NICs increases has immediate impact on business
Research carried out by the British Chambers of Commerce, of more than 1,100 UK employers, has uncovered a series of negative impacts from the increase in National Insurance contributions. Firms said the rise in employer contributions to National Insurance from 13.8% to 15.05% had increased staffing costs, forced some to put up their prices, and meant they would be limiting their investment. As part of its call for an Emergency Budget, the BCC is calling for the rise to be immediately reversed for at least a year, as firms battle surging costs on multiple fronts. The BCC is calling for action to give businesses a chance to keep a lid on rising prices, boost productivity and ease cost pressures. “Businesses are telling us that the rise in National Insurance contributions has been a body blow as they try to get back on their feet. When firms are already facing a toxic mix of surging inflation, rising energy costs and supply chain disruption, this increase is very hard to swallow. The tight labour market is already pushing up staff costs and the NI rise has only served to exacerbate that pressure, without having a positive impact on recruitment. With firms’ profits also taking a further hit, after two years of the pandemic, it is no surprise that their investment intentions are also weakening. But it is not too late to change tack and push the increase back until firms are in a better place to take on the extra burden. The costs crises facing firms and people in the street are two sides of the same coin. If we can ease the pressure on businesses, then they can keep a lid on the price rises. Acting now will also put businesses in a better position to create the future profits needed to fill tax coffers.”
UK consumer confidence falls to its lowest level since 1970s
UK consumer confidence fell to its lowest level in at least 48 years after a surge in the cost-of-living left people more gloomy than at the depths of the 1970s energy crisis and during the recession more than a decade ago. The market researcher GfK said its closely-watched measure of sentiment fell 2 points to minus 40 this month, the least since records began in 1974. It’s another sign that the worst inflation in four decades is threatening the recovery from the pandemic.
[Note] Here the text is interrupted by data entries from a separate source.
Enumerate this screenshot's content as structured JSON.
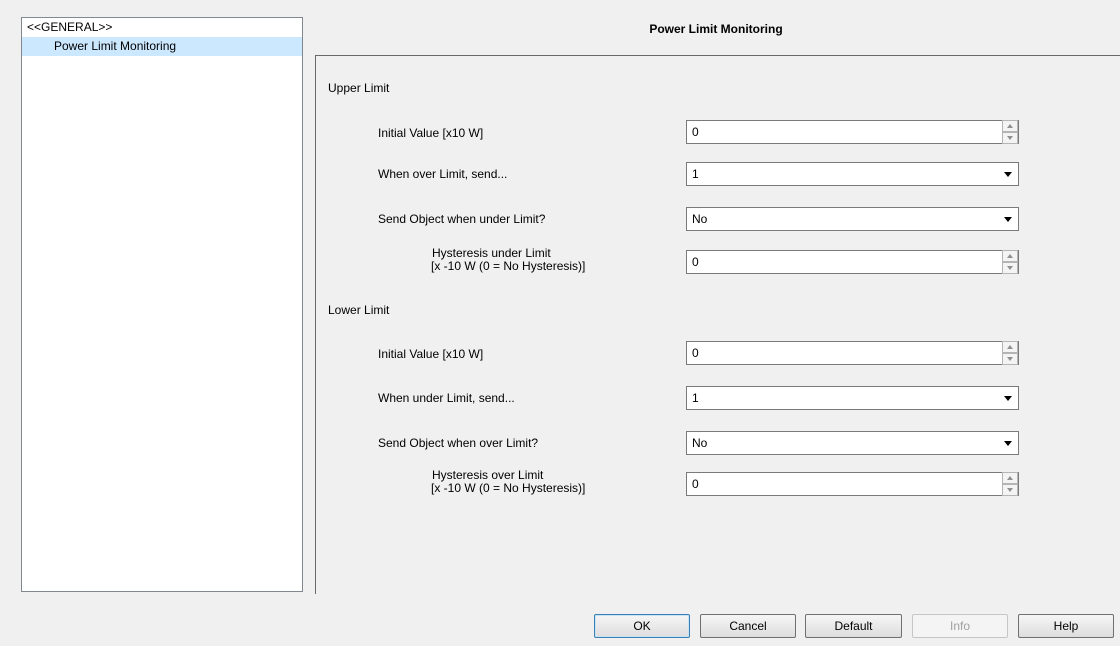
{
  "tree": {
    "root_label": "<<GENERAL>>",
    "items": [
      {
        "label": "Power Limit Monitoring"
      }
    ]
  },
  "page": {
    "title": "Power Limit Monitoring"
  },
  "upper": {
    "section_label": "Upper Limit",
    "initial_label": "Initial Value [x10 W]",
    "initial_value": "0",
    "send_label": "When over Limit, send...",
    "send_value": "1",
    "send_object_label": "Send Object when under Limit?",
    "send_object_value": "No",
    "hyst_label_1": "Hysteresis under Limit",
    "hyst_label_2": "[x -10 W (0 = No Hysteresis)]",
    "hyst_value": "0"
  },
  "lower": {
    "section_label": "Lower Limit",
    "initial_label": "Initial Value [x10 W]",
    "initial_value": "0",
    "send_label": "When under Limit, send...",
    "send_value": "1",
    "send_object_label": "Send Object when over Limit?",
    "send_object_value": "No",
    "hyst_label_1": "Hysteresis over Limit",
    "hyst_label_2": "[x -10 W (0 = No Hysteresis)]",
    "hyst_value": "0"
  },
  "buttons": {
    "ok": "OK",
    "cancel": "Cancel",
    "default": "Default",
    "info": "Info",
    "help": "Help"
  },
  "colors": {
    "selection": "#cce8ff",
    "focus_border": "#3c7fb1"
  }
}
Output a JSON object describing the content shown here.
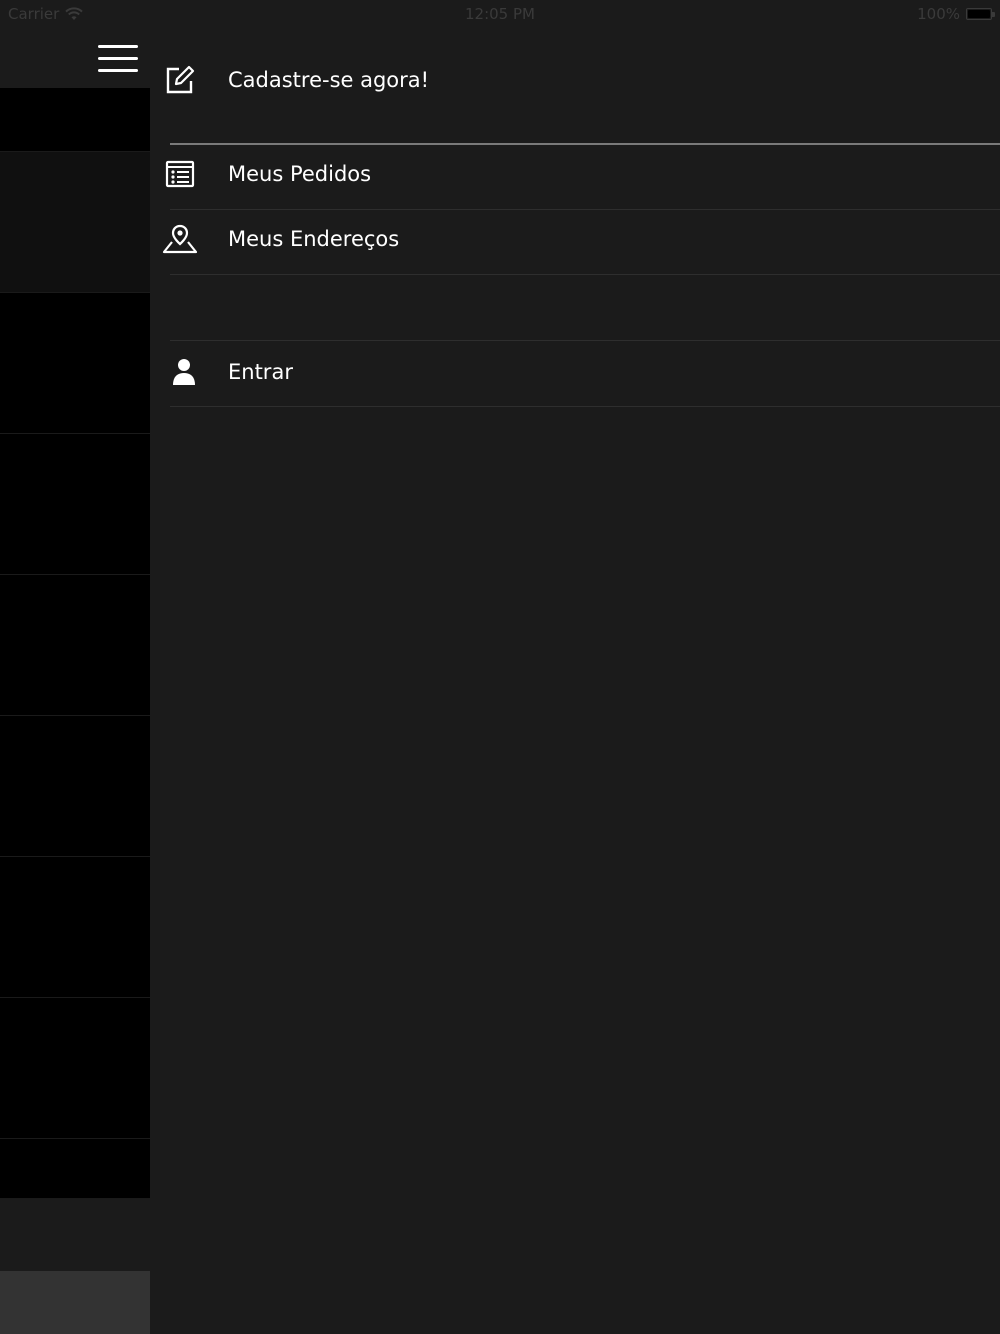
{
  "status_bar": {
    "carrier": "Carrier",
    "time": "12:05 PM",
    "battery": "100%"
  },
  "menu": {
    "register_label": "Cadastre-se agora!",
    "items": [
      {
        "label": "Meus Pedidos",
        "icon": "list-icon"
      },
      {
        "label": "Meus Endereços",
        "icon": "map-pin-icon"
      }
    ],
    "login_label": "Entrar"
  },
  "colors": {
    "background": "#1b1b1b",
    "text": "#ffffff",
    "left_blocks": "#000000"
  }
}
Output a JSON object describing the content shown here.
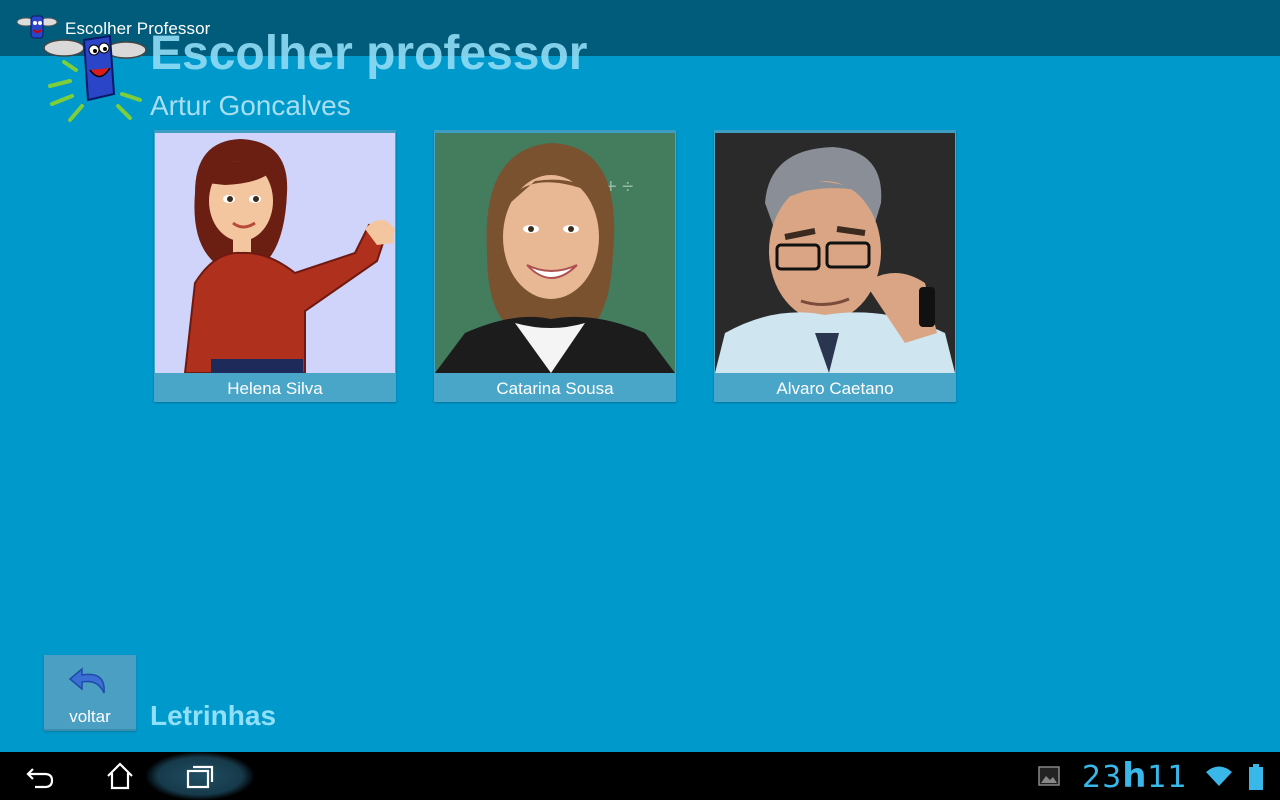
{
  "actionbar": {
    "title": "Escolher Professor",
    "icon": "app-logo-icon"
  },
  "header": {
    "title": "Escolher professor",
    "student_name": "Artur Goncalves"
  },
  "teachers": [
    {
      "name": "Helena Silva"
    },
    {
      "name": "Catarina Sousa"
    },
    {
      "name": "Alvaro Caetano"
    }
  ],
  "footer": {
    "back_label": "voltar",
    "app_name": "Letrinhas"
  },
  "status": {
    "clock_hours": "23",
    "clock_sep": "h",
    "clock_minutes": "11"
  },
  "colors": {
    "background": "#0099cc",
    "actionbar": "#005c7a",
    "card": "#4aa6c8",
    "accent": "#39b7e8"
  }
}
The figures add to pressure on Chancellor of the Exchequer Rishi Sunak to help those suffering the most. It also may give the Bank of England reason to move carefully in raising interest rates further. “As prices and rates rise, the ability of consumers to spend is falling,” said Linda Ellett, head of consumer markets, retail, and leisure at the consulting firm KPMG. “Outgoings are being scrutinized.” Sunak said this week that extra government spending to help consumers handle higher bills risks further stoking inflation, warning that hard times are coming for the UK economy. Official figures Friday showed retail sales unexpectedly rose in April, a month that saw energy bills soar by more than half and the government put up payroll taxes. However, spending on alcohol and tobacco at supermarkets played an outsized role and the underlying picture is weak, with sales falling in the three months through April.